Alan shone his own light on Harry’s face. His eye was open.
“Harry?”
The ruined mouth twisted. Tears were coming out of both eyes, the giant red one and the other. Alan knew that the monster eye was the result of the eyelids’ having been cut off.
“Let me,” Djalik said. “Stay by that door and shoot anybody comes close. You shoot an AK?” He handed over an AK-47. There was more shooting outside now, and Alan could see movement on the airfield. There was little light and no moon.

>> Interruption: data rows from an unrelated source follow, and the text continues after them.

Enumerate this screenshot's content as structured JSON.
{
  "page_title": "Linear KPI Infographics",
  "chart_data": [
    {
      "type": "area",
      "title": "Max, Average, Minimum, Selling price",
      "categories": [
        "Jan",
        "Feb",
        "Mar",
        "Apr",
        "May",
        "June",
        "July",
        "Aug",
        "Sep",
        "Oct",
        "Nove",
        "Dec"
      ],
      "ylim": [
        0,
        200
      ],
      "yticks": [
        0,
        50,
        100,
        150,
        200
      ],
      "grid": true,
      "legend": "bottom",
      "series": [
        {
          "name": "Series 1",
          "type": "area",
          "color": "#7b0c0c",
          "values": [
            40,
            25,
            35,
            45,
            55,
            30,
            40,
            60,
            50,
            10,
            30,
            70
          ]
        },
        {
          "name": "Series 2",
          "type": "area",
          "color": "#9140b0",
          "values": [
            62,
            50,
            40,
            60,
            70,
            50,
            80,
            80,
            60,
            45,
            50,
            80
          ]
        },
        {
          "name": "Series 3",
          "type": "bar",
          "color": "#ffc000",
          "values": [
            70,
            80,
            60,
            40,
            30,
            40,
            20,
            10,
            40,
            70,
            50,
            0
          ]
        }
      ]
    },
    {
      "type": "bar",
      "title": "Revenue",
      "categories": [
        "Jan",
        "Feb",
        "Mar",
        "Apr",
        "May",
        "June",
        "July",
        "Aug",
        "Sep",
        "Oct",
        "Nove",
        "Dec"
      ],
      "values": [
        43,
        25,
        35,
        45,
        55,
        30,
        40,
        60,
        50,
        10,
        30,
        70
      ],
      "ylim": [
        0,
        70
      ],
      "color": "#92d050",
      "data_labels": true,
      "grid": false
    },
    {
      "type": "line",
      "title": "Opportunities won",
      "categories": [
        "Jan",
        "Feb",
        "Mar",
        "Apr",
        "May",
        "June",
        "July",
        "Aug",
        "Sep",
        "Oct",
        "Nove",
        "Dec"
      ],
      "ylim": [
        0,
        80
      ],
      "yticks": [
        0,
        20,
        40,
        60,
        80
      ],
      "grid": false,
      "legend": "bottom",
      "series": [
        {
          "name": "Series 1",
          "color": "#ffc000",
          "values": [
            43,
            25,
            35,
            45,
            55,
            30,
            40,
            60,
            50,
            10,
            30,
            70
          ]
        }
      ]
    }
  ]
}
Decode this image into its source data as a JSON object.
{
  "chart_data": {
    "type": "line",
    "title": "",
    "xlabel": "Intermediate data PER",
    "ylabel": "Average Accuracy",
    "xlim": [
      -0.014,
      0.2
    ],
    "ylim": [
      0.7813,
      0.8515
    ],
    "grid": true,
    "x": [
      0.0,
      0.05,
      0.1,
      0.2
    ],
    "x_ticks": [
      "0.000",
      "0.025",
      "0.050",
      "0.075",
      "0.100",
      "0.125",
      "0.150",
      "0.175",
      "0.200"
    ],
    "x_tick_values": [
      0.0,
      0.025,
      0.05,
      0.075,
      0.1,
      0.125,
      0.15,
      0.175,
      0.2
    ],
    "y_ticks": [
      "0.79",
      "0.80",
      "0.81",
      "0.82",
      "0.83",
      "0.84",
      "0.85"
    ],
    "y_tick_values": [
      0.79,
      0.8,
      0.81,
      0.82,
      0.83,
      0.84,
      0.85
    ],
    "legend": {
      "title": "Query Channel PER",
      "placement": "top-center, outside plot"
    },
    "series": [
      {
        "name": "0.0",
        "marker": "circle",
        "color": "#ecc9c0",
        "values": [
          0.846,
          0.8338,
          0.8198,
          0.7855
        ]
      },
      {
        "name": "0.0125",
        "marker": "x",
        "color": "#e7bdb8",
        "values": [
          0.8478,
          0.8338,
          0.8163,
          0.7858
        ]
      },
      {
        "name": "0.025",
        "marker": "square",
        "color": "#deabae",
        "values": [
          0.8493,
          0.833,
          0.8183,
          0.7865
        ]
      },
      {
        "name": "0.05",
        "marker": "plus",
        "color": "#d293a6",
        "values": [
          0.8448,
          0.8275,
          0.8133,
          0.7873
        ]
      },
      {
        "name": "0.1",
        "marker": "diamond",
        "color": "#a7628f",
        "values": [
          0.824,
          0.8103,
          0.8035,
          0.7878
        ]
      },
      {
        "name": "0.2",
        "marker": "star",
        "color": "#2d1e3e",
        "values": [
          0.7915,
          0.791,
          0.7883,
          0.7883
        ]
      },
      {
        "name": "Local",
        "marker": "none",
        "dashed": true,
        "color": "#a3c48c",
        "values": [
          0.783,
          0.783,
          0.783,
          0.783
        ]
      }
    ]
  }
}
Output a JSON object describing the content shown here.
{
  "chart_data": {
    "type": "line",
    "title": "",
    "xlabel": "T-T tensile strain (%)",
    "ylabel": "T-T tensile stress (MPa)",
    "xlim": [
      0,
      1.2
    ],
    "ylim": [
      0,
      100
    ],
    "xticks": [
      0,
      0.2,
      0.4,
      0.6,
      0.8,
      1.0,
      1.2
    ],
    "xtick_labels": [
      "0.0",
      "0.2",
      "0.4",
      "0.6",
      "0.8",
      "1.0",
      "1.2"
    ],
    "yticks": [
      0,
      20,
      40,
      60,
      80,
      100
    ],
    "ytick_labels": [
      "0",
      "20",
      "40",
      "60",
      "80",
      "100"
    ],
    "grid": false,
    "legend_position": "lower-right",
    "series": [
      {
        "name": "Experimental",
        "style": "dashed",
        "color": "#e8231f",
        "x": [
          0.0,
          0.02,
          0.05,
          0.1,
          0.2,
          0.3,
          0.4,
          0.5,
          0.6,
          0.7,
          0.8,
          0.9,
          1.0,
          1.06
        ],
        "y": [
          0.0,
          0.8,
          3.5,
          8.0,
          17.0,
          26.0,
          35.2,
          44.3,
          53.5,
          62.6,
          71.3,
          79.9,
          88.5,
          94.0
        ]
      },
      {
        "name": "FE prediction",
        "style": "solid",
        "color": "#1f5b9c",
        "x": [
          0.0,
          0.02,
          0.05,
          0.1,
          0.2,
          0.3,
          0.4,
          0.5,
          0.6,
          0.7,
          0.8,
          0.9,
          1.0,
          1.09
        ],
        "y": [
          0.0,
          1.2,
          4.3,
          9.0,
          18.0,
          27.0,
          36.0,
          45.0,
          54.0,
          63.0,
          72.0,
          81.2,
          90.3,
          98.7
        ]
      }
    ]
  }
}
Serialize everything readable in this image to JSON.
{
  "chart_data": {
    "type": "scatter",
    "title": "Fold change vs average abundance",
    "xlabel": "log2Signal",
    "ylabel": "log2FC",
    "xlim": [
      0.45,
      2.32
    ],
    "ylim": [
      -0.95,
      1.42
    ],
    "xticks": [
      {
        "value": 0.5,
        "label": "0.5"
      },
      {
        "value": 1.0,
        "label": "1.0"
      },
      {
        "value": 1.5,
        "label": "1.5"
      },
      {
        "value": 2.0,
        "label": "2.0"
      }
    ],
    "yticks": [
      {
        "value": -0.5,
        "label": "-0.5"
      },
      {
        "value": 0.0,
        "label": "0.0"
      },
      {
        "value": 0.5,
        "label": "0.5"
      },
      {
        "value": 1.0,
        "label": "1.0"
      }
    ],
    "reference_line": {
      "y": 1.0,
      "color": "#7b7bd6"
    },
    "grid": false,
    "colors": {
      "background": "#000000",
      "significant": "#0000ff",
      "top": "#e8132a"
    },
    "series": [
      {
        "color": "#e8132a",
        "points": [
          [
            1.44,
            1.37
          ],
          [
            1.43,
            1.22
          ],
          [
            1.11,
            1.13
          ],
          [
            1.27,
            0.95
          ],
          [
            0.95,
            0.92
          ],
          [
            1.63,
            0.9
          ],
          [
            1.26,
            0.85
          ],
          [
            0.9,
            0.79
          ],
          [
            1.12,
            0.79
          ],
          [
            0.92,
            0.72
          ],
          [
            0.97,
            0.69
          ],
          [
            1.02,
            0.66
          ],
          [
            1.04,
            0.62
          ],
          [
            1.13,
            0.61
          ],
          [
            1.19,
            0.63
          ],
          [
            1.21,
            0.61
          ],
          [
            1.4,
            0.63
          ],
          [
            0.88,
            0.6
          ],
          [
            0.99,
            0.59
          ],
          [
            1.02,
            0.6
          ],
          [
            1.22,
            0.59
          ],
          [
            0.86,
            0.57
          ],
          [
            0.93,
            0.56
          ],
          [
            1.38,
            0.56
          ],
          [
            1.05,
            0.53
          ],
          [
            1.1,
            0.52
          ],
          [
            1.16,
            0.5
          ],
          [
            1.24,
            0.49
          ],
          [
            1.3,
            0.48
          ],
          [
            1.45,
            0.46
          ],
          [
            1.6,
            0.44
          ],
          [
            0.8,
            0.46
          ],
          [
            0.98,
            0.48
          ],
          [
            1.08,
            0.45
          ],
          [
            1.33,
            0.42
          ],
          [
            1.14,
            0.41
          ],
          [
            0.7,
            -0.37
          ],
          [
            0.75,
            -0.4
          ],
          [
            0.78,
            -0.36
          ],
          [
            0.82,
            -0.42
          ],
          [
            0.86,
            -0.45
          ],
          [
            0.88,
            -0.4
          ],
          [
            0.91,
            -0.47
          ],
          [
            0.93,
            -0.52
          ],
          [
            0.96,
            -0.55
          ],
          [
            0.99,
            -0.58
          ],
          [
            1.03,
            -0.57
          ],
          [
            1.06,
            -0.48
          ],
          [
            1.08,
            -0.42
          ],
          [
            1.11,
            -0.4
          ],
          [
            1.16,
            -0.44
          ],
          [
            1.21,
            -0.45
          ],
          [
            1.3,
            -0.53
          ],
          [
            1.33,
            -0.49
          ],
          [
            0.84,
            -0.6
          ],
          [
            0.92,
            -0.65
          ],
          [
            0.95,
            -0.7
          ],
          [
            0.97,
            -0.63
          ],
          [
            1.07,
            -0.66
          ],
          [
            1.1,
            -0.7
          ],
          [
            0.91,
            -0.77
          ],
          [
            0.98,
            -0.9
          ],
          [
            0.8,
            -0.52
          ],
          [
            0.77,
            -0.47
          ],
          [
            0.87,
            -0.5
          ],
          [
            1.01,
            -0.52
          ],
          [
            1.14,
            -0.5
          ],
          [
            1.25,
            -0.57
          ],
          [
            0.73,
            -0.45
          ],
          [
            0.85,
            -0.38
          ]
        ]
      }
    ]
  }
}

“Keep your eyes moving,” Djalik said. He had the medical kit over by Harry and was swabbing Harry’s arm. “I’m giving him a lot of morphine. I mean a lot.”
“Can we wash him?”
“Sure, and serve him ice cream when we’re done. His pants are full of shit because somebody beat him up, probably yesterday. He isn’t gonna die of shit. Neither are you. Sir.”
“How bad is he?”
“No idea. Tell you tomorrow. Tonight, I just got to get enough painkillers in him to get the fuck out of here. Enough morphine, you can walk on two broken legs if you have to.” He detached the needle and threw the squeeze-syringe away. “Here—wait two minutes, then give him another. Just stick it in and squeeze. I’m gonna look around.”